Sementara itu, Data Sistem Informasi Online Perlindungan Perempuan dan Anak (SIMFONI PPA) per 1 Januari 2022 menunjukkan bahwa enam persen dari total korban kekerasan, yakni 145 kasus kekerasan, adalah anak usia dini (0--5 tahun).
"Kekerasan seksual merupakan kasus kekerasan paling tinggi di antara kasus kekerasan lain seperti fisik, psikis, eksploitasi, penelantaran, dsb," kata Komalasari, Plt. Direktur Pendidikan Anak Usia Dini (PAUD), Kementerian Pendidikan dan Kebudayaan, Riset dan Teknologi (Kemendikbud Ristek), dalam keterangan tertulis kepada Liputan6.com, Kamis, 2 Februari 2023.

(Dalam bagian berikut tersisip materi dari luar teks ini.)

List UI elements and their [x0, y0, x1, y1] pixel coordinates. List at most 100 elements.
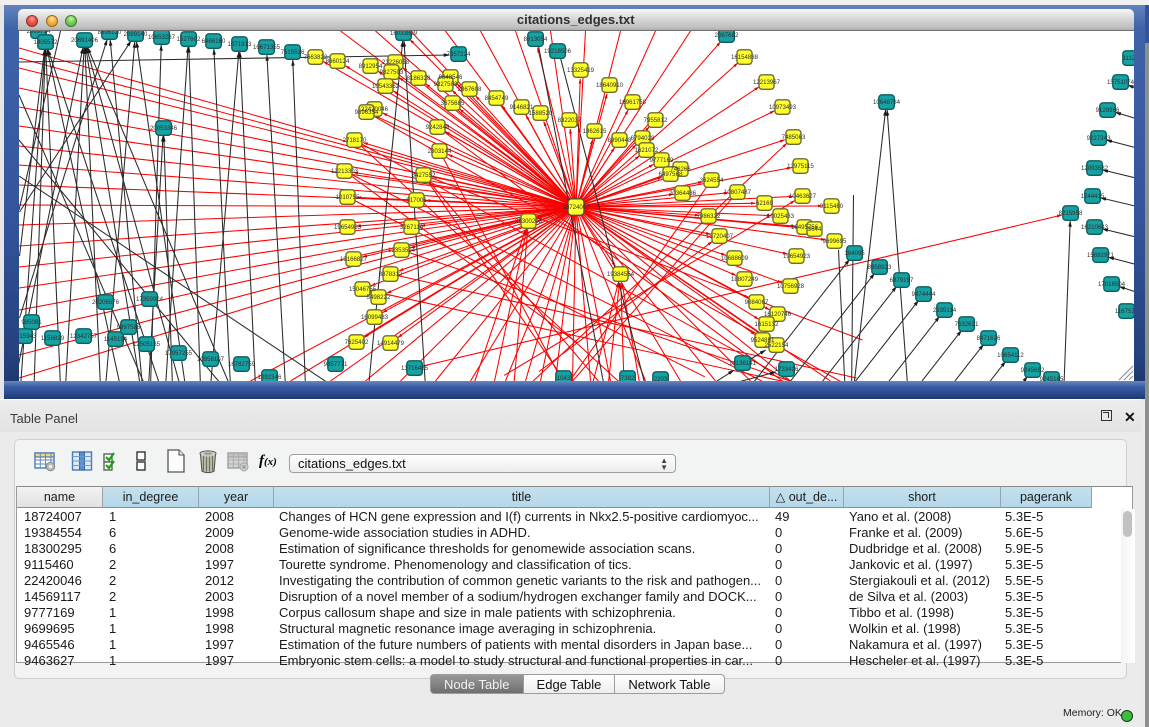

Kekerasan seksual, sambung Iwan, merupakan salah satu dari tiga dosa pendidikan yang sedang diintensifkan pencegahannya oleh Pusat Penguatan Karakter (Puspeka). Dua lainnya adalah intoleransi dan perundungan.
Urgensinya yang tinggi membuat pendidikan seks perlu diberikan sejak anak usia dini. Komalasari menyebut pendidikan seks itu sebagai upaya mitigasi dalam mencegah terjadinya kekerasan seksual, khususnya pada anak-anak. "Seperti halnya bencana, kita tidak mengharapkan bencana. Namun, kita perlu memberikan pendidikan pengurangan resiko bencana sebagai upaya mitigasi," ia menjelaskan.